Mein Schulkamerad schaute säuerlich drein, zog schließlich die Augenbrauen hoch und die Mundwinkel runter und nickte einmal.
So viel Bewunderung wirkte beflügelnd. Ich könne mittlerweile theoretisch Aquarellmalen, Papierflieger und Baumhäuser bauen und sei mit dem Kopf in China, Tschechien, Griechenland, Spanien, in der Apollo 13, auf der Titanic, sowie – jetzt kommt‘s – in allen wichtigen Gräbern Ägyptens und mit Buzz Aldrin auf dem Mond gewesen.
Nun wiegte er bedächtig sein langsam erglatzendes Haupt.
Plötzlich meinte er, viel mehr als das alles würde ihn interessieren, ob ich da angekommen sei, wo ich anfangs hingewollt hätte? Inhaltlich, finanziell, und überhaupt? Was ich in den zehn Jahren eigentlich geschafft hätte?
Ich blies die Luft wieder aus. Tja, was habe ich in den zehn Jahren eigentlich geschafft? Wo hatte ich hingewollt, wo bin ich?

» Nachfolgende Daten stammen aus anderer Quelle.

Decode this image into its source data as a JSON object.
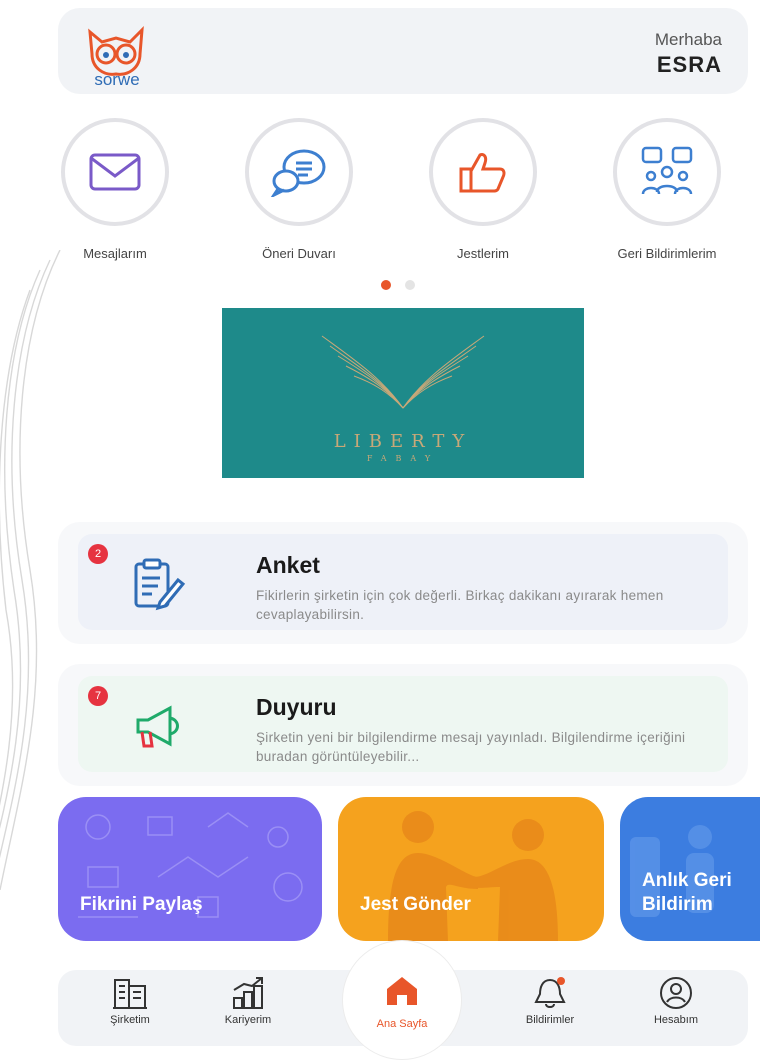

Damals war eigentlich gar nichts Genaues geplant für in zehn Jahren. Schließlich weiß ich ja vorher nicht, was mir begegnet und gefällt. Was sich realisieren lässt und was sich sträubt, wer und was zu mir passt. Was ich eigentlich wirklich kann und welche Wünsche ich besser auf den Mond schicken sollte, wenn mir mein Seelenfrieden lieb ist.
Ob es mir reiche, setzte er noch eins drauf, Reiseführer zu übersetzen, anstatt selbst zu reisen? Auf Deutsch wiederzukäuen, dass Sojafutter gut ist gegen Wechseljahresbeschwerden? Und überhaupt, wie sei es denn nun eigentlich mit den Honoraren?
Zufrieden genoss er mein betretenes Schweigen.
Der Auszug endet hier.